Others searching for concrete markers of a patient’s progress have been measuring neurochemical changes during therapy. “We don’t just ask the depressed patient if he’s feeling better,” says Sigal Zilcha-Mano, a clinical psychologist and expert on the patient-therapist bond at the University of Haifa in Israel. She and her team also measure levels of the stress hormone cortisol, the bonding hormone oxytocin, body temperatures, and the synchrony of speech and movement between patient and therapist.
These measurements, which capture changes many patients and therapists aren’t aware of in the moment, may eventually present a detailed portrait of what can be among the most intense of human relationships. One day, Zilcha-Mano says, they may also enable more precise, individualized, tailored treatments for each patient. It’s a matter of traits and states, she explains. Patients may come to therapy with the trait of being more or less able to trust and form relationships. But depending on the skill of the therapist, they may enter a state of being more open to such a bond. The real-time portrait of chemical changes and movements could someday illuminate this process, particularly in the case of oxytocin, considered to be an important biological marker of trust.
In whatever way it might happen, breaking through the current impasse over what makes psychotherapy effective could help practitioners do a better job, Cuijpers and his colleagues argue. Psychotherapeutic treatments for depression haven’t improved in decades, they note.

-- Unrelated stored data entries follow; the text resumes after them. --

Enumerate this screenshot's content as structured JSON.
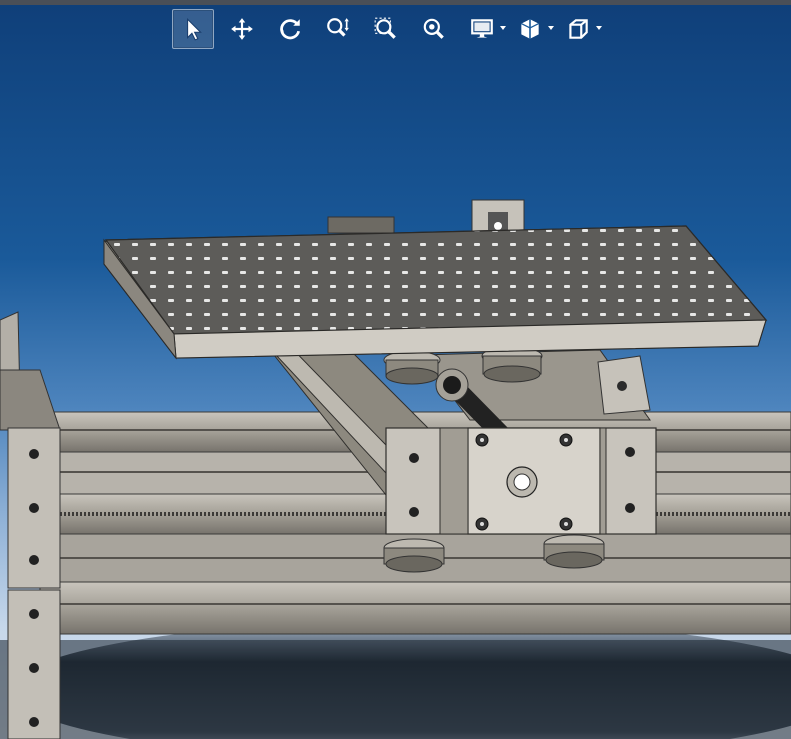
{
  "window": {
    "title": "",
    "view_background": "#1a5a9a"
  },
  "toolbar": {
    "tools": [
      {
        "icon": "select-arrow-icon",
        "active": true
      },
      {
        "icon": "pan-move-icon",
        "active": false
      },
      {
        "icon": "rotate-view-icon",
        "active": false
      },
      {
        "icon": "zoom-in-out-icon",
        "active": false
      },
      {
        "icon": "zoom-to-area-icon",
        "active": false
      },
      {
        "icon": "zoom-to-fit-icon",
        "active": false
      },
      {
        "icon": "display-style-icon",
        "active": false,
        "dropdown": true
      },
      {
        "icon": "section-view-icon",
        "active": false,
        "dropdown": true
      },
      {
        "icon": "view-orientation-cube-icon",
        "active": false,
        "dropdown": true
      }
    ]
  },
  "model": {
    "description_colors": {
      "steel": "#a9a49a",
      "steel_dark": "#6f6b63",
      "plate_top": "#5b5a58",
      "highlight": "#d9d6cf"
    }
  }
}
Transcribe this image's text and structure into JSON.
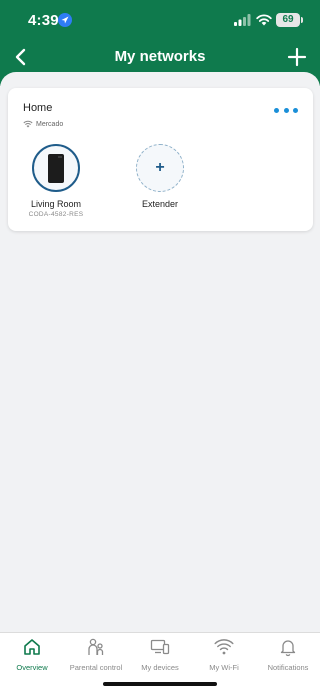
{
  "status_bar": {
    "time": "4:39",
    "battery": "69"
  },
  "header": {
    "title": "My networks",
    "back_icon": "chevron-left-icon",
    "add_icon": "plus-icon"
  },
  "network": {
    "name": "Home",
    "ssid": "Mercado",
    "more_icon": "more-horizontal-icon",
    "devices": [
      {
        "name": "Living Room",
        "id": "CODA-4582-RES",
        "icon": "router-icon"
      }
    ],
    "add_extender": {
      "label": "Extender",
      "symbol": "+"
    }
  },
  "tab_bar": {
    "tabs": [
      {
        "label": "Overview",
        "icon": "home-icon",
        "active": true
      },
      {
        "label": "Parental control",
        "icon": "parental-icon",
        "active": false
      },
      {
        "label": "My devices",
        "icon": "devices-icon",
        "active": false
      },
      {
        "label": "My Wi-Fi",
        "icon": "wifi-icon",
        "active": false
      },
      {
        "label": "Notifications",
        "icon": "bell-icon",
        "active": false
      }
    ]
  },
  "colors": {
    "brand_green": "#0f7a4d",
    "accent_blue": "#1a8fd8",
    "device_ring": "#1f5c8a"
  }
}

They also hope that more cogent explanations for how talk therapy works could help revive the approach, which other critics say has long suffered from a reputation of lacking scientific credibility.
“Understanding how therapies work,” write Cuijpers and his colleagues, “may make it possible to develop treatments that focus on the core processes and are, therefore, more effective and efficient, and more acceptable to patients.”
Skepticism about how psychotherapy works was a problem long before Freud came on the scene. It’s at least as old as the charismatic German physician Franz Anton Mesmer, born in 1734. His practice of “mesmerism” relied on claims that he could manipulate an invisible bodily fluid through “animal magnetism.” Mesmer established a strong rapport with his patients with nervous disorders, many of whom ended up feeling they had been cured.
But he alienated other doctors, and in 1784, while Mesmer was practicing in Paris, King Louis XVI appointed an international commission of scientists and physicians, including Benjamin Franklin, to investigate his methods. They concluded that he couldn’t support his claims of invisible fluids or animal magnetism, ruining his reputation.
Mesmer’s treatment worked — at least for some — but not his explanation of how it did so. Psychotherapy’s quest for legitimacy continues.